What might be considered a trio of gimmicks at other restaurants if not executed well, come off as tasty entertainment at Maya, chef Richard Sandoval’s latest restaurant inside the Westin Riverfront Resort in Avon.
First there’s the tableside guacamole, available in four varieties: traditional, bacon, spicy crab or tuna tartare, the last of which is made with serrano chilies, chipotle and sesame seeds. It’s topped with cubed raw tuna and simple jicama salad. You can order it as spicy as you’d like. Rather than corn tortilla chips, it’s served with fried wontons, which furthers its Asian flavor profile.
“I had someone order it all deconstructed, with the tuna separated, because they thought it was strange to combine those flavors,” said food and beverage director Fletcher Harrison, who reminded the gentleman that sushi rolls often do just that, combine seafood like tuna or crab with avocado. And there’s a reason its done. The tuna guac is so good you might be tempted to hoard it on your end of the table all night.
Then there’s the “fire table,” where homemade corn tortillas, made with masa prepared in house, are cooked over a round comal, a flat griddle used in Mexico and Central America.
Chef de cuisine Radames Febles called up plenty of corn mills in his hunt for the perfect masa to make the perfect tortilla.
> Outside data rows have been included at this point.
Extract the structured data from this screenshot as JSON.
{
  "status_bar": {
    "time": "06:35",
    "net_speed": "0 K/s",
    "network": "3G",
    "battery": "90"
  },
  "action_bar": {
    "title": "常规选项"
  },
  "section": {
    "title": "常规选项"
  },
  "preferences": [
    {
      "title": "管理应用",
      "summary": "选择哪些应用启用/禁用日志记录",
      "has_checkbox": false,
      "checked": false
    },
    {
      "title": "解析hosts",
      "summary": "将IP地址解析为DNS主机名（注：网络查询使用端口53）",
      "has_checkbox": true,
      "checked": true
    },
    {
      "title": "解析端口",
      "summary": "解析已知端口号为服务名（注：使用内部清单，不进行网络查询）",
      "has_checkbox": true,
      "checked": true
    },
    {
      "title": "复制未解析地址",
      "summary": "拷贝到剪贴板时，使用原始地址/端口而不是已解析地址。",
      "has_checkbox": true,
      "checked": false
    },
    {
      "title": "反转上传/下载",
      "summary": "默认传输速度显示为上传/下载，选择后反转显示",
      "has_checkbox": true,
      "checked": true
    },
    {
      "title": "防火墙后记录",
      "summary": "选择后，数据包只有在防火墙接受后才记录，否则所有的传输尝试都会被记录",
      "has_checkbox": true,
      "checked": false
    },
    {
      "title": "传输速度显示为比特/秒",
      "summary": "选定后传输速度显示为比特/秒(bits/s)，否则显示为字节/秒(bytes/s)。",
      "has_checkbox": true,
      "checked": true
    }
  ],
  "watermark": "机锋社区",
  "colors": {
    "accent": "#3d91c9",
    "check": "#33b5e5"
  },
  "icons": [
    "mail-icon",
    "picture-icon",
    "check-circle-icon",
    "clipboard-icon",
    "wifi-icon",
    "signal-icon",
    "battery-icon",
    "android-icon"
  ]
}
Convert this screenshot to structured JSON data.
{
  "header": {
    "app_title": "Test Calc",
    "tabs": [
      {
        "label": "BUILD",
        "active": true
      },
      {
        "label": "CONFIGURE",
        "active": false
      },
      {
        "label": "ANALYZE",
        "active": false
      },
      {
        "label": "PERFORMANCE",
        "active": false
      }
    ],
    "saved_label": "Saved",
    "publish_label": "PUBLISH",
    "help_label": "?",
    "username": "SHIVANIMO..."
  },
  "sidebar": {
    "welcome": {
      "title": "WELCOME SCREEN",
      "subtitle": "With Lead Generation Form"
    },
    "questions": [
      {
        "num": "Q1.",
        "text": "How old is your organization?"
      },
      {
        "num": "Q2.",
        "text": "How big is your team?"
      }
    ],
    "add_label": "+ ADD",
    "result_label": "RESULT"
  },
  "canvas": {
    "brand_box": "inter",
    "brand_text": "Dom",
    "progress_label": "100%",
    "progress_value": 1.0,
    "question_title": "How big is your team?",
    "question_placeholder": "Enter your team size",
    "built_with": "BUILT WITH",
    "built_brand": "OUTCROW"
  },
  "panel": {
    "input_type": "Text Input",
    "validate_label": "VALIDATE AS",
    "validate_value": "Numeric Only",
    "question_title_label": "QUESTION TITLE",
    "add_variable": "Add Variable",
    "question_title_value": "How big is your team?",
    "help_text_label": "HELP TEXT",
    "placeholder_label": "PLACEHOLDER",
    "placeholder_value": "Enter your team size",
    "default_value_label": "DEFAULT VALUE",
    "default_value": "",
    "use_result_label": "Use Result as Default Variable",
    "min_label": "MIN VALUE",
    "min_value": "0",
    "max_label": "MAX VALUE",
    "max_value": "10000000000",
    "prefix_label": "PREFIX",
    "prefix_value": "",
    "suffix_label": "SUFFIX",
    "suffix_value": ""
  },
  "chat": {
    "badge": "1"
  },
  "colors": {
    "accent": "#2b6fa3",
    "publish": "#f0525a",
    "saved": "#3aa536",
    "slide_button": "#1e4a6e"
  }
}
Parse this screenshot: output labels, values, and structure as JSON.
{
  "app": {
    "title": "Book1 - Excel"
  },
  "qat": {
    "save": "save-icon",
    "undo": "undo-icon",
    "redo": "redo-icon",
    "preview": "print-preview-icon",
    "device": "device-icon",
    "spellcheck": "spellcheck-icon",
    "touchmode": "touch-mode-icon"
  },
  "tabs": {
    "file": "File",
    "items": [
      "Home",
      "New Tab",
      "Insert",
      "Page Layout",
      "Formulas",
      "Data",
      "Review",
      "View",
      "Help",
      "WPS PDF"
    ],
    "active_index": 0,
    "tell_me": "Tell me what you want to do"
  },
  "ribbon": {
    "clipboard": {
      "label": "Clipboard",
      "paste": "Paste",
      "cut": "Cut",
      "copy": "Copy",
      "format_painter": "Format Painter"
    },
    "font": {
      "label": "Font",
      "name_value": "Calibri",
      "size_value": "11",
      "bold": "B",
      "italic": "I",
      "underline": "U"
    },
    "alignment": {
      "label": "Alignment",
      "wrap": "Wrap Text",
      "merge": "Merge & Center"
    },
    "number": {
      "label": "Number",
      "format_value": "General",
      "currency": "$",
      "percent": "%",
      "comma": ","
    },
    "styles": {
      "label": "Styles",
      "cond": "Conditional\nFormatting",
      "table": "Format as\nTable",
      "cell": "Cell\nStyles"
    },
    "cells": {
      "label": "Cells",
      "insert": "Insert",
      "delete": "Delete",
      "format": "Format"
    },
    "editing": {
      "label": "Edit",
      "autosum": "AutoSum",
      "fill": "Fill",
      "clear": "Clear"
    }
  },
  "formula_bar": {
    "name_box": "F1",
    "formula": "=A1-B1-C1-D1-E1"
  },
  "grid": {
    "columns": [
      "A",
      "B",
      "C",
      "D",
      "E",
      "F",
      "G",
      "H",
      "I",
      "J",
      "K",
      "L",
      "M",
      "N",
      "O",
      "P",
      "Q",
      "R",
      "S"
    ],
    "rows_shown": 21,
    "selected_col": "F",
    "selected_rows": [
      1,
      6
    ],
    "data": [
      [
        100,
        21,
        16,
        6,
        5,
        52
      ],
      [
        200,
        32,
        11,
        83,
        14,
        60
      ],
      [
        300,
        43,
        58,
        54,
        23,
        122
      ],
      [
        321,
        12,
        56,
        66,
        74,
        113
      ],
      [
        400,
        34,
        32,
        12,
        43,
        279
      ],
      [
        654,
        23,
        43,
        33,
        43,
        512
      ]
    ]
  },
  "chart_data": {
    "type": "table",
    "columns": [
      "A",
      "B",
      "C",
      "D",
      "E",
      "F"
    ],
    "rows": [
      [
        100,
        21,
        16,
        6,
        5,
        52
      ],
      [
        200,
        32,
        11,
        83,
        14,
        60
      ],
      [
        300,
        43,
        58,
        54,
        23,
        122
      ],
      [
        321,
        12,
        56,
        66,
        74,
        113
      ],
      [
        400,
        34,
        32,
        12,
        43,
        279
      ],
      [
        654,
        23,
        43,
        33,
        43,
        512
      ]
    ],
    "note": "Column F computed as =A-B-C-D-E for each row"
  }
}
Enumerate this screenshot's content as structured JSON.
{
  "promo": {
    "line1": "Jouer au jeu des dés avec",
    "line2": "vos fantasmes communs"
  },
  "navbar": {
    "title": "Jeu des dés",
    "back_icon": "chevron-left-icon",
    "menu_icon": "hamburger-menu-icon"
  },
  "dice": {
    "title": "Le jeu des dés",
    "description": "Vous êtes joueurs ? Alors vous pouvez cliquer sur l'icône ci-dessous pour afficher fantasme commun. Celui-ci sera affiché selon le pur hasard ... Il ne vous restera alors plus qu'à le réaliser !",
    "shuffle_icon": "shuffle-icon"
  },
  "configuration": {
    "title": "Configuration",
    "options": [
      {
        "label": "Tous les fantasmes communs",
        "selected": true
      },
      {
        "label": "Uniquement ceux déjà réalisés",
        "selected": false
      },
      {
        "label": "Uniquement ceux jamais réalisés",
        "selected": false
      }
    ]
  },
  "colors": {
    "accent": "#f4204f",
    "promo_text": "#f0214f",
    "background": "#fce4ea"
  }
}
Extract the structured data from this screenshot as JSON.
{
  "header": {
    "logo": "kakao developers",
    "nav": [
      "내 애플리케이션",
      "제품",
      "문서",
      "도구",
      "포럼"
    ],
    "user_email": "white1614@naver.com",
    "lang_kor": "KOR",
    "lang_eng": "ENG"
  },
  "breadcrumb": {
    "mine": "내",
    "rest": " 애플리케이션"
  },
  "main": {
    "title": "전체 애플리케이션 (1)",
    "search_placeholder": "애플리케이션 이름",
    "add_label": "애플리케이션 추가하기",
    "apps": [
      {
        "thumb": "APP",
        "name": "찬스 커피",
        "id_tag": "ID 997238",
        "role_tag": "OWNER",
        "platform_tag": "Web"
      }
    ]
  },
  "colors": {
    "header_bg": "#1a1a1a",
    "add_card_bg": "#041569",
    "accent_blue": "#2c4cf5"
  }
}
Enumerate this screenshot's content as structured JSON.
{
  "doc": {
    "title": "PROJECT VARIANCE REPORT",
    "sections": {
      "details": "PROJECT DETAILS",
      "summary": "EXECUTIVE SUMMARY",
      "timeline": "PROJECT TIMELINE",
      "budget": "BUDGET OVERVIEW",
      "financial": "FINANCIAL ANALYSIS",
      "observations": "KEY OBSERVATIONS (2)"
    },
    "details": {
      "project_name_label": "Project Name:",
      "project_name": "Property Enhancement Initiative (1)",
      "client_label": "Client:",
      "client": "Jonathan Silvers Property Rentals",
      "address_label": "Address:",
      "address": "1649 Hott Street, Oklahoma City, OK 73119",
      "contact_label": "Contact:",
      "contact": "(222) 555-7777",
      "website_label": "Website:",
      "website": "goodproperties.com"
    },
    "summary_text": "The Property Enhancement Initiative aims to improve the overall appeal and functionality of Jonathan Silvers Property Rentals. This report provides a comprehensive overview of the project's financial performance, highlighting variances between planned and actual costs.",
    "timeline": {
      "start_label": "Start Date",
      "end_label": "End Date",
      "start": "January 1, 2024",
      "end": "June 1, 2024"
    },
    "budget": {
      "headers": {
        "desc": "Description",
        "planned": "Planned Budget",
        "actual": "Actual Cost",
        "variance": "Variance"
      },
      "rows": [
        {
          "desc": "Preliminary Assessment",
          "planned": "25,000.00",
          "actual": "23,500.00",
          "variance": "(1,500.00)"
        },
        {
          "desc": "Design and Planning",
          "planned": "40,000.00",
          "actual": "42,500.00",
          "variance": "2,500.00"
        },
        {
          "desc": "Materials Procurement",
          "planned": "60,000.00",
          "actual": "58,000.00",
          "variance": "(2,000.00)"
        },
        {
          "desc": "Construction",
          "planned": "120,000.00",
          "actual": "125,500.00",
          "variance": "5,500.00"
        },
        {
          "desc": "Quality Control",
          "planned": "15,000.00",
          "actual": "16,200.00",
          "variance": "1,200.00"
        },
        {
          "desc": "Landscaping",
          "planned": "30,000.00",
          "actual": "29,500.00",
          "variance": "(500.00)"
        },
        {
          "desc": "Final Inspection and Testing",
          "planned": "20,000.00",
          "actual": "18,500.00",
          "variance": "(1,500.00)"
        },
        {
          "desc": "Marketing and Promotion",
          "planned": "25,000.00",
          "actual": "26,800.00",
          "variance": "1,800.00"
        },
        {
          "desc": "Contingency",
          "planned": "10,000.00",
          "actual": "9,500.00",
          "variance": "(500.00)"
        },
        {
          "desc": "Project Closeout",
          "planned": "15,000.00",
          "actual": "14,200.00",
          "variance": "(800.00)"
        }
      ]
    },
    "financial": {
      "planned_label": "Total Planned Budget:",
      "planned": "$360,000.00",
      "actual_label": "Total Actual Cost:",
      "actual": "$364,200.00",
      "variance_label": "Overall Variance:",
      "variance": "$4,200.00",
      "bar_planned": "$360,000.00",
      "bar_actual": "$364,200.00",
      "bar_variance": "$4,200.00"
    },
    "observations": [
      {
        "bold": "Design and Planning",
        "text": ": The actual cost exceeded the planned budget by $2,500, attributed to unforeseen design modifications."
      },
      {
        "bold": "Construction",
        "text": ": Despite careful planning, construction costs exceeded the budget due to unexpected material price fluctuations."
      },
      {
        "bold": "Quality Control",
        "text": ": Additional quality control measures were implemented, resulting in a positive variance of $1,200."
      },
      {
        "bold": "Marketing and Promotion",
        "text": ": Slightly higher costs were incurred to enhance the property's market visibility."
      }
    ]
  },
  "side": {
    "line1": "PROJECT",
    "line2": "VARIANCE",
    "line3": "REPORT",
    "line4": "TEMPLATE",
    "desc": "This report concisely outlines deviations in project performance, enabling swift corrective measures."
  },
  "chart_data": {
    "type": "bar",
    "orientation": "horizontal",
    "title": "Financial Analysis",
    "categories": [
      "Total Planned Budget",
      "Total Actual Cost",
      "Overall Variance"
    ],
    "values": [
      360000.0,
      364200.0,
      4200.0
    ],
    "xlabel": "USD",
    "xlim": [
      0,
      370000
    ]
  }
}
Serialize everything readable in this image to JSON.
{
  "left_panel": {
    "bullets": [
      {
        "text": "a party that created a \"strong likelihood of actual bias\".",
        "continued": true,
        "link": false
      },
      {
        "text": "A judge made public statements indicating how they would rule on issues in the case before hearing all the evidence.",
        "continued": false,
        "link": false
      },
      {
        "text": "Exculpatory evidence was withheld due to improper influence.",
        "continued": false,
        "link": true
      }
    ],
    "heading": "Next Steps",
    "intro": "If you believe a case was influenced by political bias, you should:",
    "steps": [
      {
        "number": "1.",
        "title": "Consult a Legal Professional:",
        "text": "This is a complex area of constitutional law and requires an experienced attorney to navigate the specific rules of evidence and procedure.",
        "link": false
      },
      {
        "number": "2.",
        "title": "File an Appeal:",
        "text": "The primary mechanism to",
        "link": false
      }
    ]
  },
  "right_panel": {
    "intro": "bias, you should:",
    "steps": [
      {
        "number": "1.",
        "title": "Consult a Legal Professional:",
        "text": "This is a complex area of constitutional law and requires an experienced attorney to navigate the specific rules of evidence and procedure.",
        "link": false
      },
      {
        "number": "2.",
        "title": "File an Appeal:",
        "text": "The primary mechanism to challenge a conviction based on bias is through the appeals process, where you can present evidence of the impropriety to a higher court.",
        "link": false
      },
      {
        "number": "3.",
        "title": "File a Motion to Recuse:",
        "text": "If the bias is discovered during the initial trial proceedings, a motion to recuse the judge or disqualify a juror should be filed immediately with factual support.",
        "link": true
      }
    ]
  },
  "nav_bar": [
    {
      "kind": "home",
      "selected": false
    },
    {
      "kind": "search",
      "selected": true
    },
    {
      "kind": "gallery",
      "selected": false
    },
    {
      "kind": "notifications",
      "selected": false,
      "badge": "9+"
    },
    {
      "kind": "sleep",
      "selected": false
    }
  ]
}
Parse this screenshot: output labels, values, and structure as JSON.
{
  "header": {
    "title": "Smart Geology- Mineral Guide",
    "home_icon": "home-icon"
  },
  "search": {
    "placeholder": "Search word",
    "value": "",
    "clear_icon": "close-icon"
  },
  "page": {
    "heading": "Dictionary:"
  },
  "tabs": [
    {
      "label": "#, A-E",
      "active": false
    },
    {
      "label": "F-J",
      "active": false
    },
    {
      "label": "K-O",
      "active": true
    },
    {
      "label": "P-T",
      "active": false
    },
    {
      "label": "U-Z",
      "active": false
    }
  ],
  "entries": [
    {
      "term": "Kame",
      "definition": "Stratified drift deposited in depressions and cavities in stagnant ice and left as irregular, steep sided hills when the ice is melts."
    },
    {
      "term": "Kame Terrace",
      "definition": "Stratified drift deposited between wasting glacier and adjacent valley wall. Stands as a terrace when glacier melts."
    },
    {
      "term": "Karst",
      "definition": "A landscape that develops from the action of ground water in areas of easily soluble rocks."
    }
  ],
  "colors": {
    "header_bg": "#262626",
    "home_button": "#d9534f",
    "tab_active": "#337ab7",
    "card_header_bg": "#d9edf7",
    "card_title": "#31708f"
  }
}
He made around 150 different batches of tortillas in his quest, he said. But it was worth the effort.
“It’s the star of our show; it needed our attention,” said Febles, who has been putting in long hours to get the restaurant ready to reopen.
As he’s been telling his friends, “We’re not just opening a Mexican restaurant, we’re opening THE Mexican restaurant. And I’m so excited about that.”
Near the comal is a station set up for the bartender to concoct a flaming coffee with Bailey’s, Frangelico, Amaretto or Kahlua for dessert, that is if you prefer to sip your dessert instead of tucking into the de-constructed mocha, our table’s favorite dessert, with white chocolate coffee mousse, a decadent chocolate brownie and lychee granita.
Maya is a formula that Sandoval knows works. His flagship restaurant has locations in New York City as well as in Dubai. Sandoval himself was in town last week, working in the kitchen, tweaking menu items and visiting with guests, asking for their frank opinions about what they liked and disliked about their meal.
“I usually come the week before and the week after a restaurant opens,” said Sandoval, who has restaurants around the country and the world, with seven more restaurants slated to open over the course of the next year. “I work on the menu, work with the flavors. It takes us a few months to get it to where I want it to be.”
Sandoval lives in Newport Beach, but bases his restaurant group out of Denver, since it’s more central to his East Coast restaurants, he said.
New look, familiar flavors
With its antique Mexican tile-work, dark stained wood floors, communal tables, hand blown glass lanterns and stylish leather-upholstery, Maya feels completely different than Cima, the restaurant housed in the space from 2011 up until mid April. In six weeks, the restaurant was gutted and got a complete face lift.
“Before it felt cold, it didn’t feel like a warm place,” said Sandoval who is happy with the new decor, which is very similar to the other Maya restaurants.
The dining experience is more casual than Cima, and the menu has a lower price point, with entrees ranging from $10 for the pork tacos, to $34 for the grilled coriander beef tenderloin with Oaxaca cheese enchiladas.
If you’re looking for something very traditional, opt for one of the three moles: pipian mole made with toasted pumpkin seeds, tomatillos and cilantro; amarillo mole made with hoja santa (a traditional Mexican herb) and chilhuacles amarillos (chiles with citrus flavors and a hint of smoke) and the classic poblano mole from Puebla, Mexico, which is made with around 58 ingredients, Febles said.
“It’s the most complex sauce we have,” he said.
Pair the poblano mole, complete with subtle chocolate flavors, with the beef short rib ($24), a generous portion of fork-tender meat served with black beans, caramelized fried plantains and Mexican rice. A side of pickled red onions cuts through the richness of the meat.
For Chef Febles, the pork carnitas are one of the stand-out dishes on the menu. Slow roasted for 48 hours with sweetened condensed milk, the dish includes two cuts of pig: pork tenderloin and pork shoulder and is served with avocado puree, black beans, Mexican ricotta cheese and red onion-mandarin salsa.
“It tastes like home,” Febles said.
It’s that very idea — food as memory — that got Sandoval started in the restaurant business to begin with. His father was a restaurateur, but more than that, he grew up in Mexico with his grandmother’s cooking.
“In Latin culture, food is everything,” he said. “There were always massive tables filled with food.”
And to Sandoval, you have to understand that culture to translate it for the diner, which is why he take his chefs on “conferences” each year, basically trips to Central America or Asia, depending on which restaurant you work for, to eat the food, immerse themselves in that environment and draw inspiration from the source.
“It really motivates the chefs,” he said.